Rabbi Elio Toaff, who ushered in era of closer ties between Jews and Vatican, dies at 99

Toaff is best known for his 1986 invitation to Pope John Paul II to pray together in Rome’s Great Synagogue.

Then-Pope Benedict XVI (R) shakes hands with former chief rabbi Elio Toaff at Rome's main synagogue January 17, 2010.  (photo credit: REUTERS)
Then-Pope Benedict XVI (R) shakes hands with former chief rabbi Elio Toaff at Rome's main synagogue January 17, 2010.
(photo credit: REUTERS)
ROME – Elio Toaff, longtime chief rabbi of Rome who helped guide the recovery of the city’s Jewish community in the wake of World War II and was key in ushering in a period of closer ties with Roman Catholics, died Sunday in Rome, 11 days short of his 100th birthday.
After five years as a rabbi in Venice, Toaff became chief rabbi of Rome in 1951, a post he held until retiring in 2002.
When he took over in Rome, Europe’s oldest Jewish community, it had been ravaged and splintered by an estimated 3,000 deportations during World War II and Benito Mussolini’s Manifesto of Race.
Toaff is best known for his 1986 invitation to Pope John Paul II to pray together in Rome’s Great Synagogue.
John Paul accepted, and the high-profile event was the start of a long and close relationship between the two religious leaders.
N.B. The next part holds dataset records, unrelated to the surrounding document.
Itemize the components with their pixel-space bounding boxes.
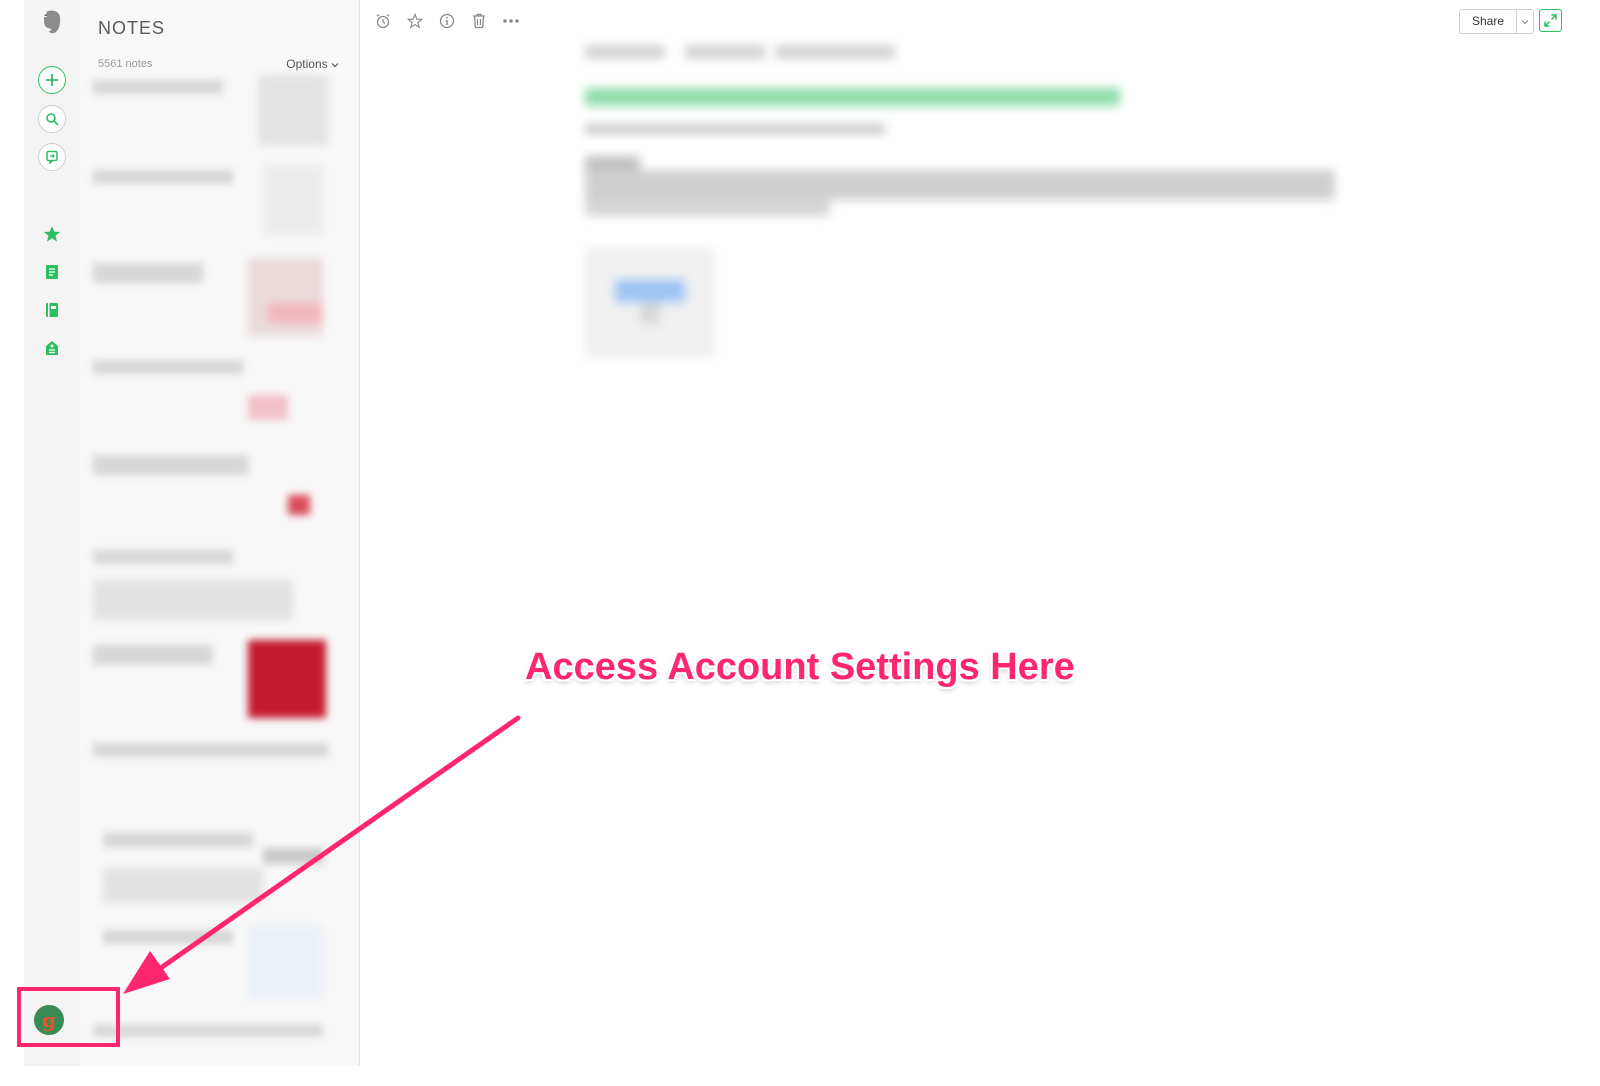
list-item[interactable] [88, 828, 350, 918]
list-item[interactable] [88, 545, 350, 630]
notes-icon [46, 265, 58, 279]
reminder-icon[interactable] [372, 10, 394, 32]
list-item[interactable] [88, 258, 350, 343]
expand-icon [1544, 14, 1557, 27]
list-item[interactable] [88, 640, 350, 725]
list-item[interactable] [88, 1020, 350, 1050]
plus-icon [38, 66, 66, 94]
note-content [580, 40, 1360, 370]
star-icon [44, 226, 60, 242]
notebooks-icon [46, 303, 58, 317]
list-item[interactable] [88, 75, 350, 155]
tags-icon [46, 341, 58, 355]
expand-button[interactable] [1539, 9, 1562, 32]
sidebar-rail: g [24, 0, 80, 1066]
note-count: 5561 notes [98, 58, 153, 70]
shortcuts-button[interactable] [36, 218, 68, 250]
more-icon[interactable] [500, 10, 522, 32]
note-list-title: NOTES [98, 18, 166, 38]
search-icon [38, 105, 66, 133]
annotation-text: Access Account Settings Here [525, 646, 1075, 688]
share-button[interactable]: Share [1459, 9, 1535, 34]
tags-button[interactable] [36, 332, 68, 364]
star-icon[interactable] [404, 10, 426, 32]
info-icon[interactable] [436, 10, 458, 32]
chevron-down-icon [331, 63, 339, 68]
search-button[interactable] [36, 103, 68, 135]
notebooks-button[interactable] [36, 294, 68, 326]
annotation-highlight-box [17, 987, 120, 1047]
work-chat-button[interactable] [36, 141, 68, 173]
options-label: Options [286, 57, 328, 71]
new-note-button[interactable] [36, 64, 68, 96]
note-toolbar [372, 8, 522, 34]
trash-icon[interactable] [468, 10, 490, 32]
list-item[interactable] [88, 165, 350, 245]
note-list-panel: NOTES 5561 notes Options [80, 0, 360, 1066]
notes-button[interactable] [36, 256, 68, 288]
options-dropdown[interactable]: Options [286, 57, 339, 71]
list-item[interactable] [88, 450, 350, 530]
evernote-logo-icon[interactable] [36, 6, 68, 38]
work-chat-icon [38, 143, 66, 171]
list-item[interactable] [88, 925, 350, 1005]
share-label: Share [1460, 10, 1518, 33]
chevron-down-icon[interactable] [1517, 10, 1533, 33]
list-item[interactable] [88, 738, 350, 778]
list-item[interactable] [88, 355, 350, 435]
Eight years later, Toaff joined John Paul to co-officiate the Papal Concert to Commemorate the Shoah, and Toaff also played a role organizing John Paul’s visit to Israel in 2000.
In 2005, when John Paul died, Toaff was one of only two people specifically referred to in the pontiff’s last will and testament: “How can I fail to remember the rabbi of Rome?” he asked in the document. Stanislaw Dziwicz, John Paul’s longtime persona secretary and now a cardinal, was the other person specifically referred to.
In an interview days after John Paul’s death, Toaff said his mention in the deceased pontiff’s will showed that, “John Paul thought of me at least in part as much as I thought of him.”
Since John Paul’s death, successors Benedict XVI and Francis have continued to work toward building closer relations between the two faiths.
In his last interview, published five years ago in Moked, a web portal for Judaism in Italy, Toaff spoke at length about his upbringing in an Italy increasingly hostile toward Jews and about his hopes for the aging Jewish community in the country.
Asked why his family did not flee Italy during World War II when so many other Jewish families left, Toaff, then 95, recalled that his father, Rabbi Alfredo Sabato Toaff, said, “A rabbi does not have the same freedom of choice others have; he can never abandon his community.”
Among Toaff’s survivors is his son, Ariel Toaff, a professor specializing in the history of Italian Jews during Medieval times and the Renaissance, at Bar-Ilan University in Ramat Gan.
Toaff was remembered fondly in the Italian press, which carried homages from religious, social and political leaders including Italian Prime Minister Matteo Renzi, who called himself “a leader in mourning” following news of Toaff’s death.